Nikolay A. Neverov, Zinaida B. Chistova, Alexandr L. Mineev
UDС
57.045
DOI:
10.37482/0536-1036-2022-6-193-205
Abstract
The research aims at assessing the influence of daytime and nighttime meteorological parameters (air temperature, dew point, relative air humidity, wind velocity and amount of precipitation) on the pine radial growth in the northern taiga subzone in blueberry, lingonberry and bush-sphagnum forest types. The study was carried out in the Arkhangelsk region near the Pinega settlement (northern taiga subzone). Sample plots were laid out in areas with different forest types specific for this territory. A total of 63 core samples were taken from 7 of the most representative sites. Meteorological parameters for 2008–2015 were collected by a digital weather station WMR918 H (Huger GmbH, Germany) located in the research area and operating in the monitoring mode. In blueberry pine forest, we have detected a high correlation of radial growth with air temperature and dew point in July (0.80–0.88), and even higher correlation with the night values of these parameters (0.90). Both direct and inverse correlations were found with wind velocities in May, June, and September: from 0.77 to 0.78 and from –0.84 to –0.79. An inverse correlation was observed in one of the sample plots with precipitation of May and June. Dependencies similar to the blueberry pine forest have been found in the lingonberry pine forest. A correlation with relative air humidity was found in the shrub-sphagnum forest type. Direct and inverse correlations of radial growth with wind velocity indicate its different influence on physiological processes in the leaf blade by cooling it and enhancing transpiration. Significant variability in the correlation in the blueberry forest type is probably caused by differences in the inventory parameters of the studied stands, and may also be a feature of blueberry pine forests. Generally, pine in the blueberry, lingonberry and shrub-sphagnum forest types has a similar response to the variability of meteorological factors, the main of which is the air temperature regime.
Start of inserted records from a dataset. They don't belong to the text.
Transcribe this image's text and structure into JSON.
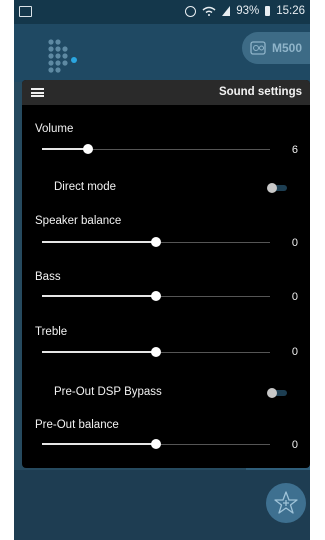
{
  "status_bar": {
    "battery": "93%",
    "time": "15:26"
  },
  "header": {
    "device_name": "M500"
  },
  "dialog": {
    "title": "Sound settings",
    "volume": {
      "label": "Volume",
      "value": "6",
      "level": 0.2
    },
    "direct_mode": {
      "label": "Direct mode",
      "on": false
    },
    "speaker_balance": {
      "label": "Speaker balance",
      "value": "0",
      "level": 0.5
    },
    "bass": {
      "label": "Bass",
      "value": "0",
      "level": 0.5
    },
    "treble": {
      "label": "Treble",
      "value": "0",
      "level": 0.5
    },
    "pre_out_dsp_bypass": {
      "label": "Pre-Out DSP Bypass",
      "on": false
    },
    "pre_out_balance": {
      "label": "Pre-Out balance",
      "value": "0",
      "level": 0.5
    }
  },
  "colors": {
    "status_bar": "#14374b",
    "app_background": "#264a5f",
    "dialog_background": "#000000",
    "dialog_titlebar": "#2a2a2a",
    "slider_fill": "#e6e6e6",
    "fab": "#3e7090"
  },
  "icons": {
    "status_left": "screen-icon",
    "status_right": [
      "sync-icon",
      "wifi-icon",
      "signal-icon",
      "battery-icon"
    ],
    "header_logo": "dot-grid-logo",
    "device": "speaker-box-icon",
    "dialog_menu": "hamburger-menu-icon",
    "fab": "star-plus-icon"
  }
}
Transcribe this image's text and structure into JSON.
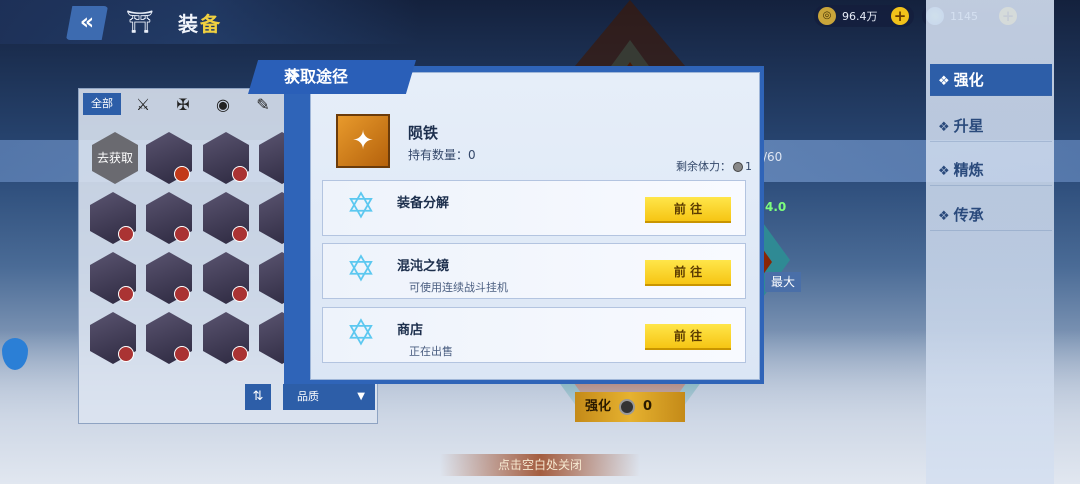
{
  "header": {
    "back_icon": "double-chevron-left",
    "title_main": "装",
    "title_accent": "备"
  },
  "currency": {
    "coins": "96.4万",
    "gems": "1145"
  },
  "right_menu": {
    "items": [
      {
        "label": "强化",
        "active": true
      },
      {
        "label": "升星",
        "active": false
      },
      {
        "label": "精炼",
        "active": false
      },
      {
        "label": "传承",
        "active": false
      }
    ]
  },
  "left_panel": {
    "filter_all": "全部",
    "go_get": "去获取",
    "sort_icon": "sort-arrows",
    "quality": "品质"
  },
  "background_readouts": {
    "stamina_partial": "/60",
    "value_partial": "4.0",
    "max": "最大",
    "enhance_label": "强化",
    "enhance_cost": "0"
  },
  "dialog": {
    "title": "获取途径",
    "item_name": "陨铁",
    "item_count": "持有数量：0",
    "stamina_label": "剩余体力：",
    "stamina_value": "1",
    "sources": [
      {
        "name": "装备分解",
        "desc": "",
        "button": "前 往"
      },
      {
        "name": "混沌之镜",
        "desc": "可使用连续战斗挂机",
        "button": "前 往"
      },
      {
        "name": "商店",
        "desc": "正在出售",
        "button": "前 往"
      }
    ]
  },
  "close_hint": "点击空白处关闭",
  "colors": {
    "accent": "#2d5ea8",
    "button_yellow": "#f6c514"
  }
}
Keywordspine, radial growth, pine radial growth, meteorological parameters, air temperature, dew point temperature, precipitation, wind velocity, blueberry pine forest, lingonberry pine forest, bush-sphagnum pine forest, Pinega, northern taiga
Funding
The research was carried out within the framework of the state assignment No. 122011300380-5 of the N. Laverov Federal Center for Integrated Arctic Research of the Ural Branch of the Russian Academy of Sciences.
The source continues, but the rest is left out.